The last great building to go up along New York’s Gold Coast, construction on 740 Park finished in 1930. Since then, 740 has been home to an ever-evolving cadre of our wealthiest and most powerful families, some of America’s (and the world’s) oldest money—the kind attached to names like Vanderbilt, Rockefeller, Bouvier, Chrysler, Niarchos, Houghton, and Harkness—and some whose names evoke the excesses of today’s monied elite: Kravis, Koch, Bronfman, Perelman, Steinberg, and Schwarzman. All along, the building has housed titans of industry, political power brokers, international royalty, fabulous scam-artists, and even the lowest scoundrels.

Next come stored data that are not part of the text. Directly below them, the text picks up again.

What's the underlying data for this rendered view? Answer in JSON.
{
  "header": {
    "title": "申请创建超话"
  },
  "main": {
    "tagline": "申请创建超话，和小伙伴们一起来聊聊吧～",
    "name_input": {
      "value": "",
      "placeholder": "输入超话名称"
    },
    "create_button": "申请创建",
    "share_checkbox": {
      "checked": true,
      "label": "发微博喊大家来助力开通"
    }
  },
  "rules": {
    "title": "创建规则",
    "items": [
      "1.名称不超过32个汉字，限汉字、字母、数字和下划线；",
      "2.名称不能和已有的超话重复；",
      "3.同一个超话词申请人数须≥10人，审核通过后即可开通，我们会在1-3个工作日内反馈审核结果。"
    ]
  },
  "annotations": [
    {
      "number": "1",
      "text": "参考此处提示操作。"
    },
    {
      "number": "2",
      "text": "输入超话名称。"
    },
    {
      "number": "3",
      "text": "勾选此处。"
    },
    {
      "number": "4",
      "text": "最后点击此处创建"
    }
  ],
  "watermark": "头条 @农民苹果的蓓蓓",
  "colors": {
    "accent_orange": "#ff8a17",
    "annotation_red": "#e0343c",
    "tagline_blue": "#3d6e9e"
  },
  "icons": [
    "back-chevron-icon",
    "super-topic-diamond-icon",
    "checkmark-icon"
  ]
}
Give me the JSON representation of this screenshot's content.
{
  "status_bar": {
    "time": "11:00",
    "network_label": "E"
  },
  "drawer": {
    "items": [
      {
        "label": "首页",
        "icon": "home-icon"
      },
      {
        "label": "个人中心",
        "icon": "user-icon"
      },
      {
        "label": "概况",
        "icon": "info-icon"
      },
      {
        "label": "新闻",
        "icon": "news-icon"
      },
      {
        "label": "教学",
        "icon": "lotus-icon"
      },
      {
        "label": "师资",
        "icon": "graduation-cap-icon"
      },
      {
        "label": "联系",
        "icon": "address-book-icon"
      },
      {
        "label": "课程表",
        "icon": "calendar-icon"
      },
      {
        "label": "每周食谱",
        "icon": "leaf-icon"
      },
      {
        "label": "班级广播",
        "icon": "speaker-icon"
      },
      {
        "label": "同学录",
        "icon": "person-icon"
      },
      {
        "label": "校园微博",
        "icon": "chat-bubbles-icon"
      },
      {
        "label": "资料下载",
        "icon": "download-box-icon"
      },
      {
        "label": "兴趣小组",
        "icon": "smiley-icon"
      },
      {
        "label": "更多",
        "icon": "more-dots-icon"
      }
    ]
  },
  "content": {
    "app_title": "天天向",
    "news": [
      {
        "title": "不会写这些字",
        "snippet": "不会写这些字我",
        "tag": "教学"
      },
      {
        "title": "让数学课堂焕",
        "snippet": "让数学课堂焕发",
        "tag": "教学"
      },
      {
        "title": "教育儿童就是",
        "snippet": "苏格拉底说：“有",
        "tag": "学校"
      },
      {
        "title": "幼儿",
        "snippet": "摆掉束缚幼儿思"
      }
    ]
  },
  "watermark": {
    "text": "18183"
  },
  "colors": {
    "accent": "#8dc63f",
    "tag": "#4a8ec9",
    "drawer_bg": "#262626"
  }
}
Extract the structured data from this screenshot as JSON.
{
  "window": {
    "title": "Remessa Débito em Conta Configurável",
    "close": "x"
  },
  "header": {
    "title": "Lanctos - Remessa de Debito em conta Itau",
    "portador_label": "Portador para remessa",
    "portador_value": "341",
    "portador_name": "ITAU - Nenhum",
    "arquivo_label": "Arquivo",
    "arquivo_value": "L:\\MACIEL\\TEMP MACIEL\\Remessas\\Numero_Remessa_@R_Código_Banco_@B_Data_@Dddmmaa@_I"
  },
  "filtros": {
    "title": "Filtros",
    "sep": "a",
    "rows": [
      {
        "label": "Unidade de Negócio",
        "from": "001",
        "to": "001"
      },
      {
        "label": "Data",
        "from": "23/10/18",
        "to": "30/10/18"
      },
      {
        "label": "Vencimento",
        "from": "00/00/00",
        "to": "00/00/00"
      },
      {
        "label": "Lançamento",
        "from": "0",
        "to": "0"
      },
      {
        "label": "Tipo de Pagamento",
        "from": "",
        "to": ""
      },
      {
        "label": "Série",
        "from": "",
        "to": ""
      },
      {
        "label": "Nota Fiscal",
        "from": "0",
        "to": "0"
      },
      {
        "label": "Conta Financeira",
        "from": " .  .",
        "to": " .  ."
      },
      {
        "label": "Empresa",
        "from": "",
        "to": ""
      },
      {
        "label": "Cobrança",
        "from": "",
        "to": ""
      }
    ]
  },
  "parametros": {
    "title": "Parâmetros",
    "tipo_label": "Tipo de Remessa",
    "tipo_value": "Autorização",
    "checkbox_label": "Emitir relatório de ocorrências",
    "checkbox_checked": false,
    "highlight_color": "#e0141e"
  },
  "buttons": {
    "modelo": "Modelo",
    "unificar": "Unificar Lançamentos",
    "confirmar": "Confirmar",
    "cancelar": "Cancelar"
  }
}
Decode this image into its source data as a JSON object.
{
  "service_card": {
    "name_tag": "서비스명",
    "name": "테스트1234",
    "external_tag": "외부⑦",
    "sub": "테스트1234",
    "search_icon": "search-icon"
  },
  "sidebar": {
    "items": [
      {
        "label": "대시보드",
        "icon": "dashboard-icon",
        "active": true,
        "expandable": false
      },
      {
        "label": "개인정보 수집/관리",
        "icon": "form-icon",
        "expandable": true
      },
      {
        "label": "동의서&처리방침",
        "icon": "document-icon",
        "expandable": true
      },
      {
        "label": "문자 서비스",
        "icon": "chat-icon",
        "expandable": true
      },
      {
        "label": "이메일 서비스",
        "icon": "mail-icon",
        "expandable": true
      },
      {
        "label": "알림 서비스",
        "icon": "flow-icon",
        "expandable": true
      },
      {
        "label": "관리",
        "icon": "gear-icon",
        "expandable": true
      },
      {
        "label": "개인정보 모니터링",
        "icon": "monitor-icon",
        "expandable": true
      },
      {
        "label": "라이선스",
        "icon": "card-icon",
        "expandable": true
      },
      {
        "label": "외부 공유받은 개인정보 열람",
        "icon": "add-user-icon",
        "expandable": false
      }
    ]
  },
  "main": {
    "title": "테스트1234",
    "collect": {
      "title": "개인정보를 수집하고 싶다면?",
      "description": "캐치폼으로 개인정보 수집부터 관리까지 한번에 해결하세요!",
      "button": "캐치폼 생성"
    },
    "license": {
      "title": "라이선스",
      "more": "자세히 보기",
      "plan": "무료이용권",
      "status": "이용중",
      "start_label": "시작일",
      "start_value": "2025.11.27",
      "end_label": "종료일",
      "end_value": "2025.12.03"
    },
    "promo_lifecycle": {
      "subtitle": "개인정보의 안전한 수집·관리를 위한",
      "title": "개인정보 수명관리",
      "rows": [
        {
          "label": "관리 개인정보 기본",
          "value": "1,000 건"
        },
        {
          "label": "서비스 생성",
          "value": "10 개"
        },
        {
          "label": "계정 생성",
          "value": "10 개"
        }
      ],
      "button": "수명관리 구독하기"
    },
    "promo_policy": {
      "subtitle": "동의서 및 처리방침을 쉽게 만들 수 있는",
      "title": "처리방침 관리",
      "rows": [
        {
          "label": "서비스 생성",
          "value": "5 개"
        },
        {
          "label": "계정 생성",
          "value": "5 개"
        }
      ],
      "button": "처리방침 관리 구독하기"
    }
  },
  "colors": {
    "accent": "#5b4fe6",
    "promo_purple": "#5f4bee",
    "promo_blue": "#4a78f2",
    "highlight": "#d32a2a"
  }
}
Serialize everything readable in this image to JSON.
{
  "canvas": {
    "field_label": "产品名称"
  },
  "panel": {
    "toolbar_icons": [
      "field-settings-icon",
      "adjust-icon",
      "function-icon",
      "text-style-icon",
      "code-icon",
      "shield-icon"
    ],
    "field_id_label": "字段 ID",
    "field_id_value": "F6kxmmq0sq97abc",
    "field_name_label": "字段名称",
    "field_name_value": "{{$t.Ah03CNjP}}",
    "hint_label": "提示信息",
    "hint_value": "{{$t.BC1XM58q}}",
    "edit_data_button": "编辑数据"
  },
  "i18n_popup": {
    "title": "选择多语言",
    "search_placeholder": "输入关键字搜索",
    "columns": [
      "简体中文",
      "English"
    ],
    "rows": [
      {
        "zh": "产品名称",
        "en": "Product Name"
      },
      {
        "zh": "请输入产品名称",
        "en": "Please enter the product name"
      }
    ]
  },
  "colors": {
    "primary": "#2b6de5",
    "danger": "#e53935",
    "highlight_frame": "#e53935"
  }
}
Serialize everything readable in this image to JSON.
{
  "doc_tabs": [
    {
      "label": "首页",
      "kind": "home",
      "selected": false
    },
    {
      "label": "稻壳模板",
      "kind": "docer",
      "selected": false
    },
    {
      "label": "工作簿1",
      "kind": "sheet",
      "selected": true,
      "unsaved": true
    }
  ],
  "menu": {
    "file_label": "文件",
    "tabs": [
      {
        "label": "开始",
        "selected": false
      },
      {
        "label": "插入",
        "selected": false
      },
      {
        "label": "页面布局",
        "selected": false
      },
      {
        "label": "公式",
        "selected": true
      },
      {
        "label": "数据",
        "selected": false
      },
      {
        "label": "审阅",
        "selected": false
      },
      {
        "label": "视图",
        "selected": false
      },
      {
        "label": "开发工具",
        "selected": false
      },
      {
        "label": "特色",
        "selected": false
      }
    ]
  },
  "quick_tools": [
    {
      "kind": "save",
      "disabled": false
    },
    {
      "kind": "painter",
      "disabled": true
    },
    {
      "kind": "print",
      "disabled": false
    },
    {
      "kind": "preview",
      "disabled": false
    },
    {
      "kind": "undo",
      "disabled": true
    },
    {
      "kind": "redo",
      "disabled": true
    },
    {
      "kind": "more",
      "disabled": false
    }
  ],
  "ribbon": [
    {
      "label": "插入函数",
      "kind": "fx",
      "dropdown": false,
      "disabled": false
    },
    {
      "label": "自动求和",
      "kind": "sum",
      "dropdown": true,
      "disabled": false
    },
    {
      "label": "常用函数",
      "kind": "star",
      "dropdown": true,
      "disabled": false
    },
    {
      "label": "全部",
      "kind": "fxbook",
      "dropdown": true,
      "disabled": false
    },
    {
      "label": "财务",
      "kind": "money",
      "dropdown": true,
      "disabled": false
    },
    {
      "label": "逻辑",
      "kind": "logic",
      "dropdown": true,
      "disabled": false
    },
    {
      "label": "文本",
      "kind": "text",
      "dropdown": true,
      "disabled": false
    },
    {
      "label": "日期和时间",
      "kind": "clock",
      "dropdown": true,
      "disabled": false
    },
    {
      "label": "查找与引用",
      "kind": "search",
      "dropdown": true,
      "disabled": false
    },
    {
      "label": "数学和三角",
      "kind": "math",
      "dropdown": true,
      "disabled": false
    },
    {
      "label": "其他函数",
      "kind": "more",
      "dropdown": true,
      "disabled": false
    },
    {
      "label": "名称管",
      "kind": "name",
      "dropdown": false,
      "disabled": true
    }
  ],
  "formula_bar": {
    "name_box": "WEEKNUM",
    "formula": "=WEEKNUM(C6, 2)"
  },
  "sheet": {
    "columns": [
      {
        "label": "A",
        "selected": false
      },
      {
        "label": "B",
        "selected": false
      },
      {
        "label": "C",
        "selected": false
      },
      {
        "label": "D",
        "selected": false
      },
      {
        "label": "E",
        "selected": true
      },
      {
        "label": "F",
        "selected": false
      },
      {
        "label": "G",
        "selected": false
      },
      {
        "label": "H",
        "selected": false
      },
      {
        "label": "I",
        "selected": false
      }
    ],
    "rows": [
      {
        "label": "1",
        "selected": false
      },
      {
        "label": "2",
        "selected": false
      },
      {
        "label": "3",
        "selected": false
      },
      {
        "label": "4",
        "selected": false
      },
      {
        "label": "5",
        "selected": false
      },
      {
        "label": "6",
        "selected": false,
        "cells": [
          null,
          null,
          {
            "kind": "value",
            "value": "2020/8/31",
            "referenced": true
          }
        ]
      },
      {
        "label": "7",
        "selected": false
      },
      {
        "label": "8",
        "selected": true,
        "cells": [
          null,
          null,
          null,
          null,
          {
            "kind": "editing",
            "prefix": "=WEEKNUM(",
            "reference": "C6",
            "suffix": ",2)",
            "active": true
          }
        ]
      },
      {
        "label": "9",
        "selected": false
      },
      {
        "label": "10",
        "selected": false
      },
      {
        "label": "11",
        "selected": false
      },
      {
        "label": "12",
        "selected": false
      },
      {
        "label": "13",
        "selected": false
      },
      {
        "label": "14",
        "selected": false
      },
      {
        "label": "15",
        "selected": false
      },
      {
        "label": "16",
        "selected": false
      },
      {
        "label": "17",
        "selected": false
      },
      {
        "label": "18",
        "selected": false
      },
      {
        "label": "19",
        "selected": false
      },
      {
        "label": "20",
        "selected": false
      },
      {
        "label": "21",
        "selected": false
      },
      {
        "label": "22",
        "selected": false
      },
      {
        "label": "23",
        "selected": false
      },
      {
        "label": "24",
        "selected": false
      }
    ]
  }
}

The book begins with the tumultuous story of the building’s construction. Conceived in the bubbling financial, artistic, and social cauldron of 1920’s Manhattan, 740 Park rose to its dizzying heights as the stock market plunged in 1929—the building was in dire financial straits before the first apartments were sold. The builders include the architectural genius Rosario Candela, the scheming businessman James T. Lee (Jacqueline Kennedy Onassis’s grandfather), and a raft of financiers, many of whom were little more than white-collar crooks and grand-scale hustlers.
Once finished, 740 became a magnet for the richest, oldest families in the country: the Brewsters, descendents of the leader of the Plymouth Colony; the socially-registered Bordens, Hoppins, Scovilles, Thornes, and Schermerhorns; and top executives of the Chase Bank, American Express, and U.S. Rubber. Outside the walls of 740 Park, these were the people shaping America culturally and economically. Within those walls, they were indulging in all of the Seven Deadly Sins.
As the social climate evolved throughout the last century, so did 740 Park: after World War II, the building’s rulers eased their more restrictive policies and began allowing Jews (though not to this day African Americans) to reside within their hallowed walls. Nowadays, it is full to bursting with new money, people whose fortunes, though freshly-made, are large enough to buy their way in.
At its core this book is a social history of the American rich, and how the locus of power and influence has shifted haltingly from old bloodlines to new money. But it’s also much more than that: filled with meaty, startling, often tragic stories of the people who lived behind 740’s walls, the book gives us an unprecedented access to worlds of wealth, privilege, and extraordinary folly that are usually hidden behind a scrim of money and influence. This is, truly, how the other half—or at least the other one hundredth of one percent—lives.